High-Resolution Glacier Inventory Update for the Bhagirathi Basin (NW Himalaya) Using Integrated Optical and SAR Coherence Analysis

Accurate monitoring of glacier extent at high spatial resolution is essential for understanding cryospheric responses to climate change, particularly in sensitive and data-sparse regions such as the Indian Himalaya. In this study, we present an updated glacier inventory for the Bhagirathi basin in the NW Himalaya using an open-source, reproducible workflow that integrates optical and Synthetic Aperture Radar (SAR) observations. The Randolph Glacier Inventory (RGI v7, ~2000) was used as the baseline dataset. Although RGI has enabled global-scale glacier assessments, its application in the Bhagirathi basin reveals spatial inaccuracies, particularly along ice divides and within debris-covered glacier zones, largely due to resolution limitations. These shortcomings were systematically addressed using high-resolution LISS-IV imagery (5.8 m) from Resourcesat-2/2A, allowing precise manual refinement of clean-ice margins and narrow glacier tongues.
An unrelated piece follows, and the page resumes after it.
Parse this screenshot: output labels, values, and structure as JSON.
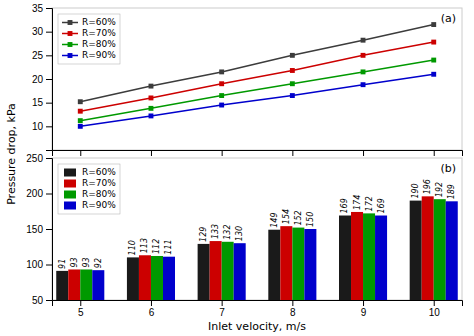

To improve delineation of debris-covered glaciers, we incorporated Sentinel-1A/B Single Look Complex (SLC) data from ascending and descending passes to generate interferometric coherence maps using open-source InSAR processing routines. SAR coherence, sensitive to surface motion and temporal change, proved effective in identifying actively flowing glacier ice beneath debris and in shaded terrain. Integration of coherence information with optical data significantly reduced misclassification associated with seasonal snow, surface debris, and shadow effects. The RGI baseline contained 124 glacier polygons within the Bhagirathi basin. Following detailed boundary correction and flow-divide refinement, the updated inventory identifies 103 distinct glaciers, reflecting the merging of previously mis-segmented units. The revised total glacierized area is 397.62 km², exceeding the RGI estimate due to improved detection of debris-covered ice. The updated inventory provides a robust baseline for multi-temporal glacier change analysis and demonstrates the potential of SAR-supported, high-resolution approaches for next-generation glacier inventories in the Himalaya and beyond.